Through endless snowstorms and constant blizzards, the world does everything it can to make situations difficult for Jane and Cory. Wind River marks the first time Taylor Sheridan steps in to direct one of his own scripts, his first feature being a little known horror film titled Vile, and he makes the most of it. His script is first and foremost the main player in this story. It’s full of subtext and a grim commentary on the world we live in, but a good script doesn’t make a good movie. The actors need to give it justice, and they play Sheridan’s words like an orchestra. It’s really heavy hitting stuff, and audience members may have an uncomfortable time sitting through the more harrowing moments, but as a whole, the gut-punching experience makes for worthwhile cinema.
Everything is bleak and depressing. Humour isn’t something you’d find in a film like this. Characters wear drab, encapsulating clothing, bringing to life hidden themes and underlying connections. When going out to venture the snow, Jane is given an outfit that startles Cory. You don’t find out until later why this is, and it’s just one of the many examples of such a thing happening. Sheridan’s screenplay is the rope holding the entire film together, but without the individual components all falling perfectly together, the rope wouldn’t have anything to hold onto. It’s subtle and sad. The story takes genre conventions and showcases them in a new, fresh and meaningful way that makes a lasting impact on its unsuspecting audience.
You can’t really prepare for a movie like this. Wind River is the type of film you think you understand, but it manages to sneak up behind you and hit you over the back of the head. Characters are all layered and broken, each for different reasons, and their sorrow connects one another. The people of the reserve have a mutual respect and understanding for the harsh environments and even harsher citizens, which creates an interesting contrast when the first-day-on-the-job FBI agent shows up. She thinks she knows what she’s getting into, as do the audience, but she’s very much unprepared for the brutal reality and harsh points of view presented.
This isn’t a movie that’s disturbing in its content, although there’s plenty of that too, but more so in its upsetting themes and emotional resolution. It proves to be a difficult watch, but not in the ways one would expect, and as you’re taken on this downhill slope, things get out of hand. You’re deliberately provoked and forced to question the morally ambiguous. It’s the type of film that drags you under the water and holds you there, and you watch as your own mortality flashes before your eyes. Locations are shot with restraint beauty and grace, never bleak in style, only subject matter. Some of the pacing does tend to drag, and when things escalate, they escalate a little too dramatically, but the film’s final moments tie everything back together again.
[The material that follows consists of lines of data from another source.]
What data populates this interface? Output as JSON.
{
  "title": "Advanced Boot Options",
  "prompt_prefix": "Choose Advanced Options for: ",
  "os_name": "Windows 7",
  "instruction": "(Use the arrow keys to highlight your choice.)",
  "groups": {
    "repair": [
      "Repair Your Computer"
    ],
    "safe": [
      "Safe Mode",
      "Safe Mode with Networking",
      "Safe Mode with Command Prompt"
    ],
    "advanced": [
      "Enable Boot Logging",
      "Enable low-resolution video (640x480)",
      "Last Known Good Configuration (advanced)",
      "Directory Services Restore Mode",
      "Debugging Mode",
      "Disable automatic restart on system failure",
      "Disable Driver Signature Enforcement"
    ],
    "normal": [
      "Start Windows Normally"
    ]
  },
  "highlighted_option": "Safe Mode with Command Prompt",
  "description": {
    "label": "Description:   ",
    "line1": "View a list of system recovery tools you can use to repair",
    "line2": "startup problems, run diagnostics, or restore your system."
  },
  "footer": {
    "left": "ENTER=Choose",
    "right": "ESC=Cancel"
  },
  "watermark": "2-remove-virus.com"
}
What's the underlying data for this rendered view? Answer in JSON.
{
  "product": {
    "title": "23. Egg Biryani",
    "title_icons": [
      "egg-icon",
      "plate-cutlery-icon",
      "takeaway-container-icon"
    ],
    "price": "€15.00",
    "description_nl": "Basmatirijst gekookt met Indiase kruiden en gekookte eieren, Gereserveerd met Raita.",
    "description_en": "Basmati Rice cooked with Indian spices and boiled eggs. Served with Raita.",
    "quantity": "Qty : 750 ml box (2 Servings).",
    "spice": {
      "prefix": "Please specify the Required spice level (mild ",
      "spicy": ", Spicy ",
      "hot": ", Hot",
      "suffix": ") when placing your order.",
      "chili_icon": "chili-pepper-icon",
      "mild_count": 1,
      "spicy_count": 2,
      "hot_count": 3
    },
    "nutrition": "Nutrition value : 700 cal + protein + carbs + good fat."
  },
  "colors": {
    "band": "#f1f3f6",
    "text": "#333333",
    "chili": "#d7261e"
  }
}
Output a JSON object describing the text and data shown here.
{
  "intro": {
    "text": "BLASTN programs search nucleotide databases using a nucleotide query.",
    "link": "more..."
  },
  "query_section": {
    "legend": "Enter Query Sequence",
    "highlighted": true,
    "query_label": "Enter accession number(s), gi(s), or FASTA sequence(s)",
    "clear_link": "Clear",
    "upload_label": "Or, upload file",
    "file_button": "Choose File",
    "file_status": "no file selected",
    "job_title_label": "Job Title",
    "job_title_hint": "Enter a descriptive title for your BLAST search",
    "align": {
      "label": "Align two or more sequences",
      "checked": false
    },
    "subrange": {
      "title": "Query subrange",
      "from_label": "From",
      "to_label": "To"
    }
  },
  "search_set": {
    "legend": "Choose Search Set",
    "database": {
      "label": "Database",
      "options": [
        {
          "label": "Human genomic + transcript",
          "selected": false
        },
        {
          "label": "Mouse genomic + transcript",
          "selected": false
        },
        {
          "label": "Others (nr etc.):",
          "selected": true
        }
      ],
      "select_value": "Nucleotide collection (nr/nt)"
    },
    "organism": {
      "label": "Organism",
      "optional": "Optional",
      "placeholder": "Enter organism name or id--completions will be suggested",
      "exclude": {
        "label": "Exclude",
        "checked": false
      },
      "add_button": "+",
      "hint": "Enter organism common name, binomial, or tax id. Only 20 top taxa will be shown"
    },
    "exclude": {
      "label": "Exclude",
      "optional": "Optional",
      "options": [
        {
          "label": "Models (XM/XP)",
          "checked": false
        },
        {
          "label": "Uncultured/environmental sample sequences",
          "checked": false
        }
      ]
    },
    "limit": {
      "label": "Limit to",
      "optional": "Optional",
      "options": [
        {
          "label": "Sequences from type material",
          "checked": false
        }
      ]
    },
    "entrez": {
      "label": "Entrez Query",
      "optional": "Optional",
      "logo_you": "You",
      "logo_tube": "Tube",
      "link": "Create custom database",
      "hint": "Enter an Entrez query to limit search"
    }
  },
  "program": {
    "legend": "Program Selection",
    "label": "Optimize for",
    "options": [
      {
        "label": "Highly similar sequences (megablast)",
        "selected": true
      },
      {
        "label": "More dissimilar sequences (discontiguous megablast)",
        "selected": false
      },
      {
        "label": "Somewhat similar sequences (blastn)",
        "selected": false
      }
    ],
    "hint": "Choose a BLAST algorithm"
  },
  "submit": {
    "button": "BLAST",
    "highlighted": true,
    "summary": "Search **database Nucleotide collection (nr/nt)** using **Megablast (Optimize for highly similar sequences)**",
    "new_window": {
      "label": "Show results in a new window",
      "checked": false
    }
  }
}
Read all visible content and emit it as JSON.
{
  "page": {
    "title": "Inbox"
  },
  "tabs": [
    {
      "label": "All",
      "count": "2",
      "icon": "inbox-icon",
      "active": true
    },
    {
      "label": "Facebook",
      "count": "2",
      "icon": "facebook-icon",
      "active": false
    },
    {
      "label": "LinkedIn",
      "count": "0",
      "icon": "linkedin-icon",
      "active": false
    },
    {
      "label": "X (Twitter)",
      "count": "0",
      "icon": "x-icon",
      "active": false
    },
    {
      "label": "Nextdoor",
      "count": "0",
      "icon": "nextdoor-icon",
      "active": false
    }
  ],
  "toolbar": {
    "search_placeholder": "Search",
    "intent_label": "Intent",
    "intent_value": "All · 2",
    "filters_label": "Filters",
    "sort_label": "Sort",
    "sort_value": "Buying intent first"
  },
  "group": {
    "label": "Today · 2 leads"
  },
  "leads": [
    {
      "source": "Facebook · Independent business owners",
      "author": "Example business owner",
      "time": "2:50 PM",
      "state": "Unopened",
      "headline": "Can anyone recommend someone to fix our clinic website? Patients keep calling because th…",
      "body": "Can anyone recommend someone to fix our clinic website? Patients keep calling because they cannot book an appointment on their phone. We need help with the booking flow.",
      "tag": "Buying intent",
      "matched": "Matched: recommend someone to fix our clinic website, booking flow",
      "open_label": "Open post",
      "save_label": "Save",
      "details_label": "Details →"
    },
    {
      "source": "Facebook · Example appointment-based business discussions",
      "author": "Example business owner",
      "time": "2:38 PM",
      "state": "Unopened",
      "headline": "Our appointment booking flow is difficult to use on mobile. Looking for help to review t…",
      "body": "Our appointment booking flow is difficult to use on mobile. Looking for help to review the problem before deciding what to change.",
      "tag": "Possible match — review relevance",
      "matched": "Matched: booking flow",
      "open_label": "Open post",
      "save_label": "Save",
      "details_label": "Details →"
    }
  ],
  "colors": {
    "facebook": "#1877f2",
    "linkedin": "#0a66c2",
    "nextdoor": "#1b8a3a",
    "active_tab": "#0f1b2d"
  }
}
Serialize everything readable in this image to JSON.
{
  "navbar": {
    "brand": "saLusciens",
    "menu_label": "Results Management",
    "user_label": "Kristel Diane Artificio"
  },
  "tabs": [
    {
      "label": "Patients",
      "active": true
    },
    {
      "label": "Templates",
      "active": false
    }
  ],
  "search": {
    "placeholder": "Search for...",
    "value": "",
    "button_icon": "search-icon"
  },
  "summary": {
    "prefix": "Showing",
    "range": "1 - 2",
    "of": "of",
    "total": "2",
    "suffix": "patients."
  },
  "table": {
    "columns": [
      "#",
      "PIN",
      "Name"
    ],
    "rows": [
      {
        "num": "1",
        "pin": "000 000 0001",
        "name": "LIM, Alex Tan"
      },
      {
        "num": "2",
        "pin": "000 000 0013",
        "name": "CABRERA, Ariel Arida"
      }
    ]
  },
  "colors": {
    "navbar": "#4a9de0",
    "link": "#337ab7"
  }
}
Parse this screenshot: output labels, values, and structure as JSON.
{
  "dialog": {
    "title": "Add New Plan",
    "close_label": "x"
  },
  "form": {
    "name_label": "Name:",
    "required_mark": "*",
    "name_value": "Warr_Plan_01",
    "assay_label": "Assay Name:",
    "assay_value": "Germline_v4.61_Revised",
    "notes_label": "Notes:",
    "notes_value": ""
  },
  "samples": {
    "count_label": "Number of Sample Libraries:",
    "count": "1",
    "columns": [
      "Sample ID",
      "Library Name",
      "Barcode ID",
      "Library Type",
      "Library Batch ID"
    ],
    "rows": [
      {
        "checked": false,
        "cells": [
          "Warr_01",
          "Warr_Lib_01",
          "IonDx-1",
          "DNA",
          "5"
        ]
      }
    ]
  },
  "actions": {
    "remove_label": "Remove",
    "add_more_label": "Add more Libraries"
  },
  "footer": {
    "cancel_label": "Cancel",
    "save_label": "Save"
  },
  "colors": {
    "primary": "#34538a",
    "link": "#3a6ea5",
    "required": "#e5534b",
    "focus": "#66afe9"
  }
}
Between this, Sicario and Hell or High Water, we have an unofficial crime trilogy, and it’s one of the finest trilogies in recent years. The three films, while completely separate in subject matter, have more in common than meets the eye, and when put together, we’re able to gain a new perspective on a broken America. Taylor Sheridan is only just getting started. Whatever he has coming up, I am in.